An out of focus wasp
An out of focus wasp.
Three out of focus wasps, and one clearer one
Three out of focus wasps, and one clearer one.
One out of focus wasp, and one more plainly visible
One out of focus wasp, and one more plainly visible.
A closer out of focus wasp
A closer out of focus wasp.

This one is particularly interesting because, believe it or not – judging by the rapid shot images either side of it – it shows just one wasp, not two:

One wasp looking like two
One wasp looking like two.

That probably illustrates how fast they can move!

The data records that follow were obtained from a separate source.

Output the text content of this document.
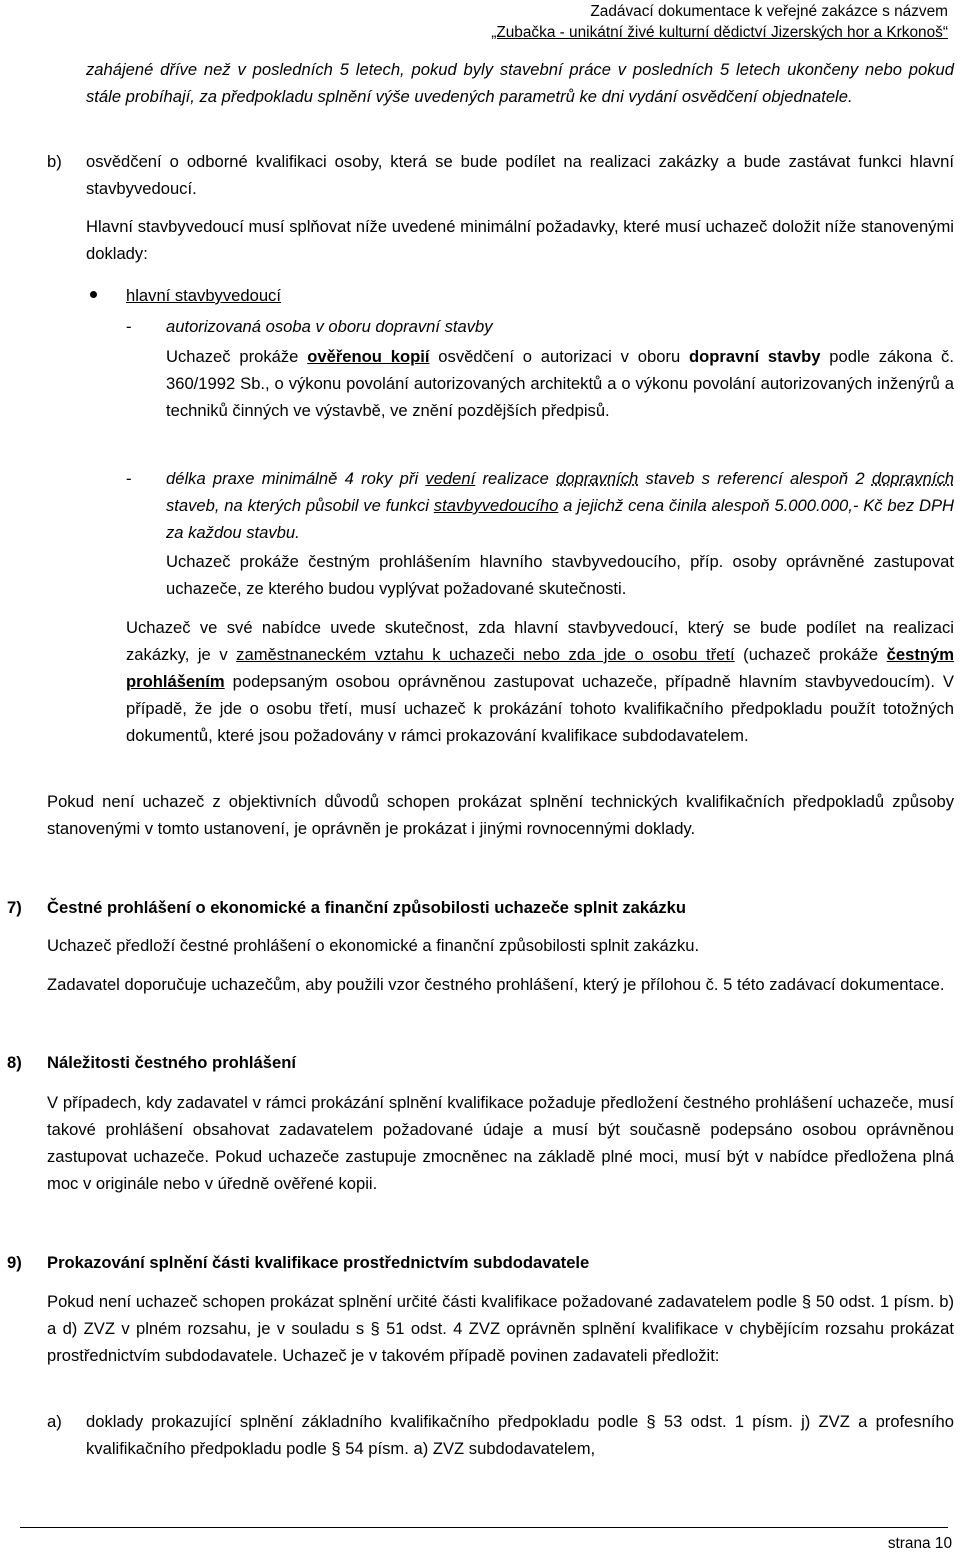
Zadávací dokumentace k veřejné zakázce s názvem
„Zubačka - unikátní živé kulturní dědictví Jizerských hor a Krkonoš“
zahájené dříve než v posledních 5 letech, pokud byly stavební práce v posledních 5 letech ukončeny nebo pokud stále probíhají, za předpokladu splnění výše uvedených parametrů ke dni vydání osvědčení objednatele.
b) osvědčení o odborné kvalifikaci osoby, která se bude podílet na realizaci zakázky a bude zastávat funkci hlavní stavbyvedoucí.
Hlavní stavbyvedoucí musí splňovat níže uvedené minimální požadavky, které musí uchazeč doložit níže stanovenými doklady:
hlavní stavbyvedoucí
- autorizovaná osoba v oboru dopravní stavby
Uchazeč prokáže ověřenou kopií osvědčení o autorizaci v oboru dopravní stavby podle zákona č. 360/1992 Sb., o výkonu povolání autorizovaných architektů a o výkonu povolání autorizovaných inženýrů a techniků činných ve výstavbě, ve znění pozdějších předpisů.
- délka praxe minimálně 4 roky při vedení realizace dopravních staveb s referencí alespoň 2 dopravních staveb, na kterých působil ve funkci stavbyvedoucího a jejichž cena činila alespoň 5.000.000,- Kč bez DPH za každou stavbu.
Uchazeč prokáže čestným prohlášením hlavního stavbyvedoucího, příp. osoby oprávněné zastupovat uchazeče, ze kterého budou vyplývat požadované skutečnosti.
Uchazeč ve své nabídce uvede skutečnost, zda hlavní stavbyvedoucí, který se bude podílet na realizaci zakázky, je v zaměstnaneckém vztahu k uchazeči nebo zda jde o osobu třetí (uchazeč prokáže čestným prohlášením podepsaným osobou oprávněnou zastupovat uchazeče, případně hlavním stavbyvedoucím). V případě, že jde o osobu třetí, musí uchazeč k prokázání tohoto kvalifikačního předpokladu použít totožných dokumentů, které jsou požadovány v rámci prokazování kvalifikace subdodavatelem.
Pokud není uchazeč z objektivních důvodů schopen prokázat splnění technických kvalifikačních předpokladů způsoby stanovenými v tomto ustanovení, je oprávněn je prokázat i jinými rovnocennými doklady.
7) Čestné prohlášení o ekonomické a finanční způsobilosti uchazeče splnit zakázku
Uchazeč předloží čestné prohlášení o ekonomické a finanční způsobilosti splnit zakázku.
Zadavatel doporučuje uchazečům, aby použili vzor čestného prohlášení, který je přílohou č. 5 této zadávací dokumentace.
8) Náležitosti čestného prohlášení
V případech, kdy zadavatel v rámci prokázání splnění kvalifikace požaduje předložení čestného prohlášení uchazeče, musí takové prohlášení obsahovat zadavatelem požadované údaje a musí být současně podepsáno osobou oprávněnou zastupovat uchazeče. Pokud uchazeče zastupuje zmocněnec na základě plné moci, musí být v nabídce předložena plná moc v originále nebo v úředně ověřené kopii.
9) Prokazování splnění části kvalifikace prostřednictvím subdodavatele
Pokud není uchazeč schopen prokázat splnění určité části kvalifikace požadované zadavatelem podle § 50 odst. 1 písm. b) a d) ZVZ v plném rozsahu, je v souladu s § 51 odst. 4 ZVZ oprávněn splnění kvalifikace v chybějícím rozsahu prokázat prostřednictvím subdodavatele. Uchazeč je v takovém případě povinen zadavateli předložit:
a) doklady prokazující splnění základního kvalifikačního předpokladu podle § 53 odst. 1 písm. j) ZVZ a profesního kvalifikačního předpokladu podle § 54 písm. a) ZVZ subdodavatelem,
strana 10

I’ve gone through all 471 photographs and cropped a small number of them into something half useable, which I’ll include here:

One wasp going back in, with one coming out
One wasp going back in, with one coming out.
The same two wasps, with a third just getting home from the bins
The same two wasps, with a third just getting home from the bins.
A wasp emerging as another flies off
A wasp emerging as another flies off.
One wasp coming out as two go in
One wasp coming out as two go in.
A wasp returns
A wasp returns.
Two wasps emerging
Two wasps emerging.
One of the two wasps flies off first
One of the two wasps flies off first.
And the other wasp soon follows
And the other wasp soon follows.
Two wasps arrive back from the bins
Two wasps arrive back from the bins.
The same pair of wasps
The same pair of wasps.

One of the weird things with those photographs is that as well as lots of wasps leaving, it also shows plenty – who were presumably off hanging around some bins or whatever while the pest controller did his thing – returning to the nest. Not surprising in the first batch, before the pest controller came, but there were also plenty in the second batch, after he’d sprayed something obnoxious to the wasps into the nest. I imagine that every time I saw one go in, the next one I saw come out was probably the same one, thinking ‘nope!’

Another time, another nest. My parents have a plastic store in the garden, and that’s where the nest was this time. My stepfather told me it was there, and showed me by (carefully) lifting the lid so it was visible.

The nest was, I’d guess, around the size of a football. I thought I went and grabbed my phone, came back out, and carefully lifted the lid myself to take a photograph – but I can’t find said photograph, so either I didn’t, or I’ve never transferred it off the phone. It’s not on my current phone, which was new only a couple of years ago after the screen became detached on the old one, so it’s possible the photo is still on the old one. *Shrug*.